The document has satisfied neither the right nor the left, he said, but Donges surmises that the great middle of the church — the parishioners he describes as “the heart and mind and soul of the church” — will find in its 50 pages the same nuanced ambiguity and paradox that defines their own thinking. In other words, there is no clear answer.
Unless the 1960s battles over civil rights and the ordination of women, “the reality is that the vast middle of the church does not know what is the right thing to do and therein lies the dilemma.”
DAVID FROM ST. DAVID’S
Born into a Lutheran family in the western Pennsylvania town of Davidsville — where he attended the only church in town, St. David’s Lutheran Church — Donges is an unabashed Lutheran.

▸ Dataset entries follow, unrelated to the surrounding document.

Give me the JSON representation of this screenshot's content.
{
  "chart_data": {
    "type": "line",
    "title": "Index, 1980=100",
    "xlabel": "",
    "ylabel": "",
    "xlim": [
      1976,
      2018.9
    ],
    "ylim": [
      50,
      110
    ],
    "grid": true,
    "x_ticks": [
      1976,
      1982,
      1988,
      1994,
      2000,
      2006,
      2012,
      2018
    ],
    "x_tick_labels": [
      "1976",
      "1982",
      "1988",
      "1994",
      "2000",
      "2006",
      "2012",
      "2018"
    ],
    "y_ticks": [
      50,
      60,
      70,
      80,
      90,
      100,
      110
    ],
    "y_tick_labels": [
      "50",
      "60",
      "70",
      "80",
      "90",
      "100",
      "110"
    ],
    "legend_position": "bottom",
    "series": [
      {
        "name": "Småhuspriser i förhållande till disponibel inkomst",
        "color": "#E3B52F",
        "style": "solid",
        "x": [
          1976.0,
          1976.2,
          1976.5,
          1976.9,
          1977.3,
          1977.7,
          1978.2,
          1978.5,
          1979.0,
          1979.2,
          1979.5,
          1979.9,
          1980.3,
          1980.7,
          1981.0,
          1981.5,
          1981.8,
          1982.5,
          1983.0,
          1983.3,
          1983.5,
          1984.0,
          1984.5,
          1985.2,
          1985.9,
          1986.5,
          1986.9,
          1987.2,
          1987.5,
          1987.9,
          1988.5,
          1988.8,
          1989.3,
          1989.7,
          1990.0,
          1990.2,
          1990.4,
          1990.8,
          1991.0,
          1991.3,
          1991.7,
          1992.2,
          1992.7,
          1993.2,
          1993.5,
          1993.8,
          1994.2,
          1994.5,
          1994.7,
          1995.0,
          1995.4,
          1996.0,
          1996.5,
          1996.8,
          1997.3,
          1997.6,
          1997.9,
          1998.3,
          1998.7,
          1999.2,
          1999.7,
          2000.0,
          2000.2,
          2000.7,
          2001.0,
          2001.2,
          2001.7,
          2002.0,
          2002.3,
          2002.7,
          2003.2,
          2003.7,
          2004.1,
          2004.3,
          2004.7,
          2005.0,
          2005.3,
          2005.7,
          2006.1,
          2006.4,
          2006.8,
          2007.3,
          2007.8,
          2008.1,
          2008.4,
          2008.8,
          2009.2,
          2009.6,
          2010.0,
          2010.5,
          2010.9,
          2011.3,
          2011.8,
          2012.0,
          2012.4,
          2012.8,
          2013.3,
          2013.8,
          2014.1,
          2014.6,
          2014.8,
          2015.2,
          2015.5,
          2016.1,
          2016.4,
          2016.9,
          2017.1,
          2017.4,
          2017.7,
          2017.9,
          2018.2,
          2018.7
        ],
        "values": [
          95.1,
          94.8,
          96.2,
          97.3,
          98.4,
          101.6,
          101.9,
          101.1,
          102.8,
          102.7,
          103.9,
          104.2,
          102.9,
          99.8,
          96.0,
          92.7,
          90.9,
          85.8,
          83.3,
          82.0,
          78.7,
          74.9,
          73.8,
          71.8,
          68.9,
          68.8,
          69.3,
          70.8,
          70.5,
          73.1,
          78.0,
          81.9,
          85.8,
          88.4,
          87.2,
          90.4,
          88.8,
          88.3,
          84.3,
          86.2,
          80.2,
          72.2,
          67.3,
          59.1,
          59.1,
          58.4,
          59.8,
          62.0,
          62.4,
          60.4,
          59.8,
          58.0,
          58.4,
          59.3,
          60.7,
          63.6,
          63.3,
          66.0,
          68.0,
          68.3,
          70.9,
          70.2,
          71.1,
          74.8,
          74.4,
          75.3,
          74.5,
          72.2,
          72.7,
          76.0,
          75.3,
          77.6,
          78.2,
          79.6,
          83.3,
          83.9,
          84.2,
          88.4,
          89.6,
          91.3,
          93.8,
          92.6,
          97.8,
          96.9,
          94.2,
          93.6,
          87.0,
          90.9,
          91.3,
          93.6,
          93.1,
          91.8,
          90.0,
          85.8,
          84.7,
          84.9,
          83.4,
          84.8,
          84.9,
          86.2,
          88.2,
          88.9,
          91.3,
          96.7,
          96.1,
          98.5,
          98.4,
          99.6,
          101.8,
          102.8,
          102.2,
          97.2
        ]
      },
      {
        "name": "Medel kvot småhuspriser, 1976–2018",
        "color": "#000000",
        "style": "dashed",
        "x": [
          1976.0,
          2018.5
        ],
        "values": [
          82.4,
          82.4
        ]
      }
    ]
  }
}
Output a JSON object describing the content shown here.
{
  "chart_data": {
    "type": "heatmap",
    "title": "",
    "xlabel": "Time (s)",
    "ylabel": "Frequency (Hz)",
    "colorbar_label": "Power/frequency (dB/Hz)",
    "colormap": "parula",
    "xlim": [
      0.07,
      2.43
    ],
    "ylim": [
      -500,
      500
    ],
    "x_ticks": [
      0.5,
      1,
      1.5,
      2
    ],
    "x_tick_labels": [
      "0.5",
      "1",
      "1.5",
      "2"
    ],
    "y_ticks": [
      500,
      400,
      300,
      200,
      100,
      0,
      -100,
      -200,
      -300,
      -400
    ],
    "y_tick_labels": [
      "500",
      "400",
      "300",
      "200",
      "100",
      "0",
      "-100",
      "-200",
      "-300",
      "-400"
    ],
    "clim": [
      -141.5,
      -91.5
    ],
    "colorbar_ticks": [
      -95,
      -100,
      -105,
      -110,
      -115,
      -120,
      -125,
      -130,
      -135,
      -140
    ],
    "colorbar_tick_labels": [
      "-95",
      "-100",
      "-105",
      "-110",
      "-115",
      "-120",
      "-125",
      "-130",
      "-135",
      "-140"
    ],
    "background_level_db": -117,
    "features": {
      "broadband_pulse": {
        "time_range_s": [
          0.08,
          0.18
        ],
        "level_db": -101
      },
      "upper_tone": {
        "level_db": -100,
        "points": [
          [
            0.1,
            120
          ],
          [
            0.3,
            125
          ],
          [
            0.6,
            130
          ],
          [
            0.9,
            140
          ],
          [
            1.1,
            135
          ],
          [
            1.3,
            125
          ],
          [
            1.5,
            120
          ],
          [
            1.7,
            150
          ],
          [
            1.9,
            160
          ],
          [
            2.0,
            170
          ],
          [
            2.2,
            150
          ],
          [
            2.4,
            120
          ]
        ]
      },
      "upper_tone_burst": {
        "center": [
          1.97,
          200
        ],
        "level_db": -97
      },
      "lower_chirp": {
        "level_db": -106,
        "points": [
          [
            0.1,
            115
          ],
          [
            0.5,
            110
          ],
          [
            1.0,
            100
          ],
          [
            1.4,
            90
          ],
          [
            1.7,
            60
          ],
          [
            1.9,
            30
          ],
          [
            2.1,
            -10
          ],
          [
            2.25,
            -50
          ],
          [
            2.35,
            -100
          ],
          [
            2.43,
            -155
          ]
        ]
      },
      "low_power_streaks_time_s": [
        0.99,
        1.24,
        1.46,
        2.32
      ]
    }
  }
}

He is committed to a denomination that he acknowledges has been sidelined by a cultural shift toward nondenominational and nontraditional worship.
“Denominational loyalty is dropping every day,” he said. “It used to be if you were born into a Lutheran family, by golly, you stayed Lutheran. Now you go where the programs are.”
It is a trend that puzzles and, perhaps, saddens him. He worries that the “feel-good” theology of some modern churches is focused on what the Bible says, rather than what the Bible means.
“It just doesn’t seem to encounter the world in the ways in which I think the Lutheran Church does, although we can’t pack arenas or stadiums,” he said.
“I don’t know of a church in the world that has a theology, a history, a liturgy, the pastoral care emphasis, the social conscience, preaching, word and sacrament as does the Lutheran Church,” he said.
“I don’t know of a church in the world that has those gifts, all those gifts, and I think our people sometimes don’t have a clue.”
His exit from public church life will mean more time for golf, one of his passions, and more extensive travel with his “Sweet Carolyn,” a retired educator to whom he has been married for nearly 39 years.
The couple had no children and are devoted to each other — he has given her a red rose on the 13th of each month for those four decades to mark the anniversary of their marriage on Dec. 13, 1969.
At heart, he said, he remains an “optimistic Lutheran,” confident in the grace of God and the salvation of the world through Jesus Christ.
“We believe in our Confessions that the church is and always will be.”